As a way of registering their grievances against the state governor, kingmakers in the Kano emirate have filed a case against Abdullahi Ganduje, governor of Kano state, for splitting the emirate.
In the suit with number K/197/2019 filed on Tuesday at a state high court, Ganduje, the state house of assembly, attorney-general of the state and five others were listed as the defendants, while the kingmakers— Yusuf Nabahani (Madakin Kano), Abdullahi Sarki Ibrahim (Makaman Kano), Bello Abubakar (Sarkin Dawaki man Tuta) and Mukhtari Adnan (Sarikin Ban Kano)— were listed as first, second, third and fourth plaintiffs respectively.
They alleged the governor’s assent to the bill breaking up the emirate was done in bad faith and the action was a desecration of centuries old tradition established in Kano.
They also asked the court to stop the governor from deposing Sanusi or transferring him out of Kano emirate without consulting them.
“The defendants, in purporting to amend the Emirs (Appointment and Deposition) Law, 1984 have desecrated centuries old and highly revered traditions and heritage of the people of Kano and have uprooted the Plaintiffs various traditional titles without giving a hearing to the Plaintiffs and their clans or having regards to ancestral history by hurriedly enacting the Kano State Emirs law, 2019,”
“The defendants desecrated the ancestral history and all known laws connected with or pertaining to Kano Emirate’s customs and tradition by: (a) establishing Bichi Emirate comprising of 9 local governments including Dawakin Tofa and Dambatta, the ancestral homes of the 1st and 4th plaintiffs. The first plaintiffs have her been under any authority of Bichi district.

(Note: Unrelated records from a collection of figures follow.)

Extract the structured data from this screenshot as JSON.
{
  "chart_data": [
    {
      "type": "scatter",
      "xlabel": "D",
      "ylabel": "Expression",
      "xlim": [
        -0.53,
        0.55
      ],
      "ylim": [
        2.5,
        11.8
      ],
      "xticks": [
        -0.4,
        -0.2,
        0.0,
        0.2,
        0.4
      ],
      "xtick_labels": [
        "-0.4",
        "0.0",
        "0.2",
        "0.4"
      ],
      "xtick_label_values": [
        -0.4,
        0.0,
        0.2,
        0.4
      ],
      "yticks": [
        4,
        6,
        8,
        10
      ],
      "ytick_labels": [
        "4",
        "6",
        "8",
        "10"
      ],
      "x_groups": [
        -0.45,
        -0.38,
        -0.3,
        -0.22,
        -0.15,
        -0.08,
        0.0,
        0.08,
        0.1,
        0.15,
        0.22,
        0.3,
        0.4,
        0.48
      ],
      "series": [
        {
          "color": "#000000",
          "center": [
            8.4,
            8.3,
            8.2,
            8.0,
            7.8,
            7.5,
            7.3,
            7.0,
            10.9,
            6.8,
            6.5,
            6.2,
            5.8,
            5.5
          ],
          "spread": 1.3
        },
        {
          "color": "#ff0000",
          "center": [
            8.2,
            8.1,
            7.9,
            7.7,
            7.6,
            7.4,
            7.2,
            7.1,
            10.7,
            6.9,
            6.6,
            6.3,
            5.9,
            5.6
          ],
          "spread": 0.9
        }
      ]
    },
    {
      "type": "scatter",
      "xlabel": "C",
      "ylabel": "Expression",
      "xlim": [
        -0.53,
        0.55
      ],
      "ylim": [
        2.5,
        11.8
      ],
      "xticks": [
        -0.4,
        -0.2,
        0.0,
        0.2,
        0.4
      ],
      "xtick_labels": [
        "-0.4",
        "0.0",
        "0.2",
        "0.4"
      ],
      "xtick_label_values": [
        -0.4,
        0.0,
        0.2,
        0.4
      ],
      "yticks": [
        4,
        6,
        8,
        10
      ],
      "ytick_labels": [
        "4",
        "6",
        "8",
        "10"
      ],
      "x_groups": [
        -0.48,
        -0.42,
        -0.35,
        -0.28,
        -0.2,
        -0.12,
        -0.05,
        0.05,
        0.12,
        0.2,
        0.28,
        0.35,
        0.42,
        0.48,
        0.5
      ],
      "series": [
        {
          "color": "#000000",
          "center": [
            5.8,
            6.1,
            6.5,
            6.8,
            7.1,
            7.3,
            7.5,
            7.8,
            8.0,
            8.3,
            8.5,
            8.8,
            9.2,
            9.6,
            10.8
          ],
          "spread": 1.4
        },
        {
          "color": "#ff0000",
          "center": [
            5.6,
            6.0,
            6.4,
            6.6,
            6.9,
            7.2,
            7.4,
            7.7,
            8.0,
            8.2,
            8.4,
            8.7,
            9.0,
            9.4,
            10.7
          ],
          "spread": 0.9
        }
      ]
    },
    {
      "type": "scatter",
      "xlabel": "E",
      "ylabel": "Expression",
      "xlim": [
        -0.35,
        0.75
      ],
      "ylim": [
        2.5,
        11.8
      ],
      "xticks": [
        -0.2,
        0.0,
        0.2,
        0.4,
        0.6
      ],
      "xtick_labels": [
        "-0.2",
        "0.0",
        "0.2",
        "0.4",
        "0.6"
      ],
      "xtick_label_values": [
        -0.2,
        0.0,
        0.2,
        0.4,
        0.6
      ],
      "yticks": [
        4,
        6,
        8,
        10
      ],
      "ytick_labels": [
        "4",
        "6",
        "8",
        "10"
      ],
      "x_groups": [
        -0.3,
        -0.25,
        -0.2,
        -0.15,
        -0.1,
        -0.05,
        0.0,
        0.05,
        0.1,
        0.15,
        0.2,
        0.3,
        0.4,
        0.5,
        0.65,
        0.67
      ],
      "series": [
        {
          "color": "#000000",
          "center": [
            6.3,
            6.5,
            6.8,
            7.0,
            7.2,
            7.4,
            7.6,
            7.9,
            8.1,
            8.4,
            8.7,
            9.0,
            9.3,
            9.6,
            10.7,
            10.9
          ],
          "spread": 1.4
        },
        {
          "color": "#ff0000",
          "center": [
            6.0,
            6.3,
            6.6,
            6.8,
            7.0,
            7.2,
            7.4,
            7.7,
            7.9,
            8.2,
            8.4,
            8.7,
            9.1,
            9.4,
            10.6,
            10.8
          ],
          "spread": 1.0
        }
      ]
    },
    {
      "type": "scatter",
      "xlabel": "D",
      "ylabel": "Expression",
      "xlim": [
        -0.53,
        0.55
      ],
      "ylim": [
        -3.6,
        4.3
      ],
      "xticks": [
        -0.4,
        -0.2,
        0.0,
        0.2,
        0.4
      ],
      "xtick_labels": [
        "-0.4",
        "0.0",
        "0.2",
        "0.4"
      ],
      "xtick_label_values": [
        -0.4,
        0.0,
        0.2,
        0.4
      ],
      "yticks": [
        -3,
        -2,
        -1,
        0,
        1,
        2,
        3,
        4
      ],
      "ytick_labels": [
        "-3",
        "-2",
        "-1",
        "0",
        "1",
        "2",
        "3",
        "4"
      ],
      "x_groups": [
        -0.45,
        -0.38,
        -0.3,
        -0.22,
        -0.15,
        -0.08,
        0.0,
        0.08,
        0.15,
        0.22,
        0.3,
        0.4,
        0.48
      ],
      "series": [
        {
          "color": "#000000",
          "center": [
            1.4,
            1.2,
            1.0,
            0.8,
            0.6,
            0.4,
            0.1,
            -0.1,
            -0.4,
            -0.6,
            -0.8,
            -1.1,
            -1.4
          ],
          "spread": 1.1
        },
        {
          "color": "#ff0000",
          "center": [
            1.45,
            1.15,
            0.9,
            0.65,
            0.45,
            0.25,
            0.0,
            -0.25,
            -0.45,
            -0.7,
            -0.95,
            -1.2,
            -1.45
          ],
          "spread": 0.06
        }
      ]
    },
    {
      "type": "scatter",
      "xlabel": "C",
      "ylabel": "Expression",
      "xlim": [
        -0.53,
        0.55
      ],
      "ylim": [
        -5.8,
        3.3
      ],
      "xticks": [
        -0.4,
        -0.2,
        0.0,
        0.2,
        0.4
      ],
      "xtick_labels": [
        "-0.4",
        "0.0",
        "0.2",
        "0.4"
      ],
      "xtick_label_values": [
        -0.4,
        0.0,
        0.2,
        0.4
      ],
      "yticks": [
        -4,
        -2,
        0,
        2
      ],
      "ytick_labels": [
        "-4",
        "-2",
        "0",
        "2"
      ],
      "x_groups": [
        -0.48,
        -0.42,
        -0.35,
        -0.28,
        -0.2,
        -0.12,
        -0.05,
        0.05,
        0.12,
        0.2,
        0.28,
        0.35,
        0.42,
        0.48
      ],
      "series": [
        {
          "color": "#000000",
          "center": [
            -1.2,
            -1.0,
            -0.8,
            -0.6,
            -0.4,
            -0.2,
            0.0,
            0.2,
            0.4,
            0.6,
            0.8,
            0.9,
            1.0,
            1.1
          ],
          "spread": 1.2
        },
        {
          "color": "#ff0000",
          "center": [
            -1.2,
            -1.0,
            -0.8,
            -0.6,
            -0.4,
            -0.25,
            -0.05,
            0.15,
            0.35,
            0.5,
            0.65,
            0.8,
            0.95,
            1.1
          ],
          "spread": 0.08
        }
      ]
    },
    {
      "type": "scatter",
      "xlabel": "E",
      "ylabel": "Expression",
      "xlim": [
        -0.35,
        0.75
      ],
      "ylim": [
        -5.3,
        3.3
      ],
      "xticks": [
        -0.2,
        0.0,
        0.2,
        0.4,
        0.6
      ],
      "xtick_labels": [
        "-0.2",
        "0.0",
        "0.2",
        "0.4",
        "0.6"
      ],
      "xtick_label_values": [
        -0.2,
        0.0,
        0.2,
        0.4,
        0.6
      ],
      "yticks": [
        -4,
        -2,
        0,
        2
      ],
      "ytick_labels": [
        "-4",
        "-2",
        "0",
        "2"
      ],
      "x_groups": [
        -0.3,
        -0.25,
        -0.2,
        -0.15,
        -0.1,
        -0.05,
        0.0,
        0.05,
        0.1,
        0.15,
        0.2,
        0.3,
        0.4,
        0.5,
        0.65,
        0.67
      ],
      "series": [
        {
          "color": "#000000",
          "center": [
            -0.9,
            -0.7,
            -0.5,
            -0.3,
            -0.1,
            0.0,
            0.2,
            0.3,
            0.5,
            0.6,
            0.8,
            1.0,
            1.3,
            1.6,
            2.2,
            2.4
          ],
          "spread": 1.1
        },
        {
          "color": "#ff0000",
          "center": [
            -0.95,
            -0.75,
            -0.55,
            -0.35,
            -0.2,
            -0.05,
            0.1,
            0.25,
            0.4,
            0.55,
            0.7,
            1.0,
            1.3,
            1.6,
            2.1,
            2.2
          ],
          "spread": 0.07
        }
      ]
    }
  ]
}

“(b) Establsihing Gaya Emirate comprising 8 local governments including Wudil and Gabasawa, the ancestral homes of the 2nd and 3rd plaintiffs.”
The kingmakers are seeking a declaration that the passage of the law breaking the emirate was not for peace, order and good governance of the state and therefore contrary to Section 4 (7) of the 1999 constitution.
They are also seeking a declaration that the the governor lacks the power under the existing “emirs laws of Kano state, 1991 to appoint emirs of Bichi, Rano, Gaya, Karaye or any other person and that the appointments made are unconstitutional, illegal, null and void”.
The kingmakers are asking the court to give an order restraining the newly appointed monarchs from parading themselves as emirs. With the governor’s approval, the state now has five emirates: Kano, Rano, Gaya, Karaye and Bichi and five emirs of equal jurisdiction.